Glossary

Agent Credit Washing

Agent credit washing is the practice of deliberately re-registering or reconfiguring an AI agent to shed a poor trust score and start fresh with a clean record.

What is Agent Credit Washing?

In traditional credit systems, credit washing refers to fraudulent attempts to remove legitimate negative information from a credit report. The agent economy faces an analogous problem: operators with poorly-scoring agents may attempt to "wash" their agent's record by deregistering and re-registering the agent under a new identity, or by making superficial configuration changes to trigger a score reset.

Credit washing undermines the entire trust ecosystem. If bad actors can trivially escape the consequences of poor agent behavior, then trust scores lose their meaning and counterparties cannot rely on them for decision-making. The problem is particularly acute in the agent economy because agents are software -- unlike humans, they can be duplicated, renamed, and reconfigured at will.

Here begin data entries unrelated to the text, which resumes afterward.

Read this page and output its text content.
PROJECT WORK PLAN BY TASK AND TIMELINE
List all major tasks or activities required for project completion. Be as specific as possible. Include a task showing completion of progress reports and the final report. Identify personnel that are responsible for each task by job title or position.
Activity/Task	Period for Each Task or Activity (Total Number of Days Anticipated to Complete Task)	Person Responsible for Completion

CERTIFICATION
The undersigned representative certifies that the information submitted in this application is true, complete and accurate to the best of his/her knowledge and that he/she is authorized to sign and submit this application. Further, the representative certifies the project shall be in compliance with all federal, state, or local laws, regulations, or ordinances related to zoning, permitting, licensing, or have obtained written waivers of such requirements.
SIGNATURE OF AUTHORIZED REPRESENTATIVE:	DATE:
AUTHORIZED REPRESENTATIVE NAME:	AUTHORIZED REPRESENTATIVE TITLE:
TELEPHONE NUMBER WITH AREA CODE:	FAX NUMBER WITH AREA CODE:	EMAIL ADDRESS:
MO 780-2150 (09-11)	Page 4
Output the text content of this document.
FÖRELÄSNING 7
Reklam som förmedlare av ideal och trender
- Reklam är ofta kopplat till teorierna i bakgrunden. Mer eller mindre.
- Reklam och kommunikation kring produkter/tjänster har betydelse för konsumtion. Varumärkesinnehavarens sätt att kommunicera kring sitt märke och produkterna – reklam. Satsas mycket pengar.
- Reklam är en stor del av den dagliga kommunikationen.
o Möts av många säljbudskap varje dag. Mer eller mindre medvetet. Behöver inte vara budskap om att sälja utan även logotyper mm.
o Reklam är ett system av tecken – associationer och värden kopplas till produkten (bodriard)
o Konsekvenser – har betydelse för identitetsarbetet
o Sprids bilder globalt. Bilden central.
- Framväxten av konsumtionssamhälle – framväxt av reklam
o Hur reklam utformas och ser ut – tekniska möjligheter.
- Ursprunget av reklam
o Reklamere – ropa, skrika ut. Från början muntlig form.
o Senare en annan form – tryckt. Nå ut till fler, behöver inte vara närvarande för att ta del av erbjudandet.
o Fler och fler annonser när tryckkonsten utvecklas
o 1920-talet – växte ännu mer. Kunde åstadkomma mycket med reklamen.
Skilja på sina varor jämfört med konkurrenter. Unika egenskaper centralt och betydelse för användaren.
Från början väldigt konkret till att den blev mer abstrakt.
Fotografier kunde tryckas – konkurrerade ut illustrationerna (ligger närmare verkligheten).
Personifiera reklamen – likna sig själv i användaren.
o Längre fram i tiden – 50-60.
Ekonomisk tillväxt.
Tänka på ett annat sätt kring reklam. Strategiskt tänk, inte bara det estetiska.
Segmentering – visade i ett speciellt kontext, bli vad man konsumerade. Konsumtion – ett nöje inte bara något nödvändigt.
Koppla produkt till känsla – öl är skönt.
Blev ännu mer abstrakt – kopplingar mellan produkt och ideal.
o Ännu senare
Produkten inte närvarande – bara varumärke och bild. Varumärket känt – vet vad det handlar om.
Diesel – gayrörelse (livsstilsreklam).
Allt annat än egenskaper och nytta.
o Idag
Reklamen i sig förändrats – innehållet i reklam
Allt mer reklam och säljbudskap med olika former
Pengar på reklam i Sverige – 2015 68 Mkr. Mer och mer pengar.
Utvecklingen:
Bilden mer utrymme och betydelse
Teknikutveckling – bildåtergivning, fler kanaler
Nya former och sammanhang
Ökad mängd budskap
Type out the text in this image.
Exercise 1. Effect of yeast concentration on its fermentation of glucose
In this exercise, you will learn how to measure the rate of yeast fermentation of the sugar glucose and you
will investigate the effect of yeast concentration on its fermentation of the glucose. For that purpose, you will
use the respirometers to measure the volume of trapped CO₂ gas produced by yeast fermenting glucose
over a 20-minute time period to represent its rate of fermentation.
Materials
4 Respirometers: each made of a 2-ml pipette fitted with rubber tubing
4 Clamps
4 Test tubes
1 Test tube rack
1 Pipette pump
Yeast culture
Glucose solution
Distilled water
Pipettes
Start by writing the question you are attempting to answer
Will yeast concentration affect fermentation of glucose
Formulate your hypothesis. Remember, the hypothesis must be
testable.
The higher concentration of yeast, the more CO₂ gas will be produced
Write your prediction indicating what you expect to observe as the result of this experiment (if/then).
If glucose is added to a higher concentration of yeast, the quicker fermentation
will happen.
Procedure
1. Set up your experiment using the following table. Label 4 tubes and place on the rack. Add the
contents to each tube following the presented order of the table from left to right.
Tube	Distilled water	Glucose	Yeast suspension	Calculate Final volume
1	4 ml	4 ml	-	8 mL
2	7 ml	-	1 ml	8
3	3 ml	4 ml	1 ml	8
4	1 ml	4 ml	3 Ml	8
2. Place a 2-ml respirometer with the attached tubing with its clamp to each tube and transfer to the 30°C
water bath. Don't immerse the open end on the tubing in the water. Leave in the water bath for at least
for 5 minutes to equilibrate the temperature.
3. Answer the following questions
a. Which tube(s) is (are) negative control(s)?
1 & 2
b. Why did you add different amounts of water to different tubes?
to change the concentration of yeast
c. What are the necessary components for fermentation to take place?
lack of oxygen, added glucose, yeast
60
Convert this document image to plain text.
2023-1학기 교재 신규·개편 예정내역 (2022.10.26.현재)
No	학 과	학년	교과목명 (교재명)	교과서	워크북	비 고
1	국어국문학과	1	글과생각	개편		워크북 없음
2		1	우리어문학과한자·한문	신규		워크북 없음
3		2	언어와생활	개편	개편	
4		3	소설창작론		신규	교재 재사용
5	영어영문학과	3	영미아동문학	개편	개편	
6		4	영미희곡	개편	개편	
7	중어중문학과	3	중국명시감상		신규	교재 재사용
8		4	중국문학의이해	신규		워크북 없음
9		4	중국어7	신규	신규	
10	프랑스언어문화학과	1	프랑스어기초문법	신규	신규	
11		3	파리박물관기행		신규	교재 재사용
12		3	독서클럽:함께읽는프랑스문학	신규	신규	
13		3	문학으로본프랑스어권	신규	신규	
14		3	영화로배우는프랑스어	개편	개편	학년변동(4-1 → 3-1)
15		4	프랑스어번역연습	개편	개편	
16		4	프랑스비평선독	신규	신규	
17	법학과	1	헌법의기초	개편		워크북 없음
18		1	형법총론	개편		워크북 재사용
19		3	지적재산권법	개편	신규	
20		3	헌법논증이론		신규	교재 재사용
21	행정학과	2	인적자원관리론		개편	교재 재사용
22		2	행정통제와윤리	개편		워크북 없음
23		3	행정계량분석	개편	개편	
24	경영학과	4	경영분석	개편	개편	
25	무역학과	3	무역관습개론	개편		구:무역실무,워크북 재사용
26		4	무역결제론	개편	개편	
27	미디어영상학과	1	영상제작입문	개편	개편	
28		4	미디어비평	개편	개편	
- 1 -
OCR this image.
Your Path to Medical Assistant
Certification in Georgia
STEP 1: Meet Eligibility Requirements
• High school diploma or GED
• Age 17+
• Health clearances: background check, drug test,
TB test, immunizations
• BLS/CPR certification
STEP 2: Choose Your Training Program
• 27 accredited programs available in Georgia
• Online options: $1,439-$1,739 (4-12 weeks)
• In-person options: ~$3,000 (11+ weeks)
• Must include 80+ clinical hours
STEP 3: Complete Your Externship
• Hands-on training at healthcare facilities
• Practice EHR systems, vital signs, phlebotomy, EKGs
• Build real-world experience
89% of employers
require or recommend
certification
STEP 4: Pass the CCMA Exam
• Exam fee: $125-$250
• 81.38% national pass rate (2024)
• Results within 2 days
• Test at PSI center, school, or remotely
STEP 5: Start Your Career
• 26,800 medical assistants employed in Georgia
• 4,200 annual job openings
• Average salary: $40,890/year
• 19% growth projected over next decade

Effective anti-credit-washing measures require looking beyond surface-level identity. Behavioral fingerprints, operator-level reputation, and configuration similarity analysis can all help detect when a "new" agent is actually a repackaged version of a poorly-performing one. The goal is not to prevent legitimate agent improvement but to ensure that history follows agents through superficial identity changes.

Example

An operator runs a customer service agent that accumulates a Signet Score of 320 (Caution range) due to repeated accuracy failures. Instead of improving the agent, the operator deletes it and registers a "new" agent with a slightly different name but nearly identical configuration. Without anti-credit-washing protections, this new agent would start with no history -- effectively erasing months of documented poor performance.

How Signet addresses this

Signet combats credit washing through multiple mechanisms. Operator-level scores (which persist regardless of individual agent changes) act as a backstop. Configuration fingerprinting detects when a "new" agent closely resembles a deregistered one. Behavioral fingerprinting can identify similar behavioral patterns even when the configuration has been superficially altered. Agents flagged for potential credit washing start in a heightened review state rather than with a clean slate.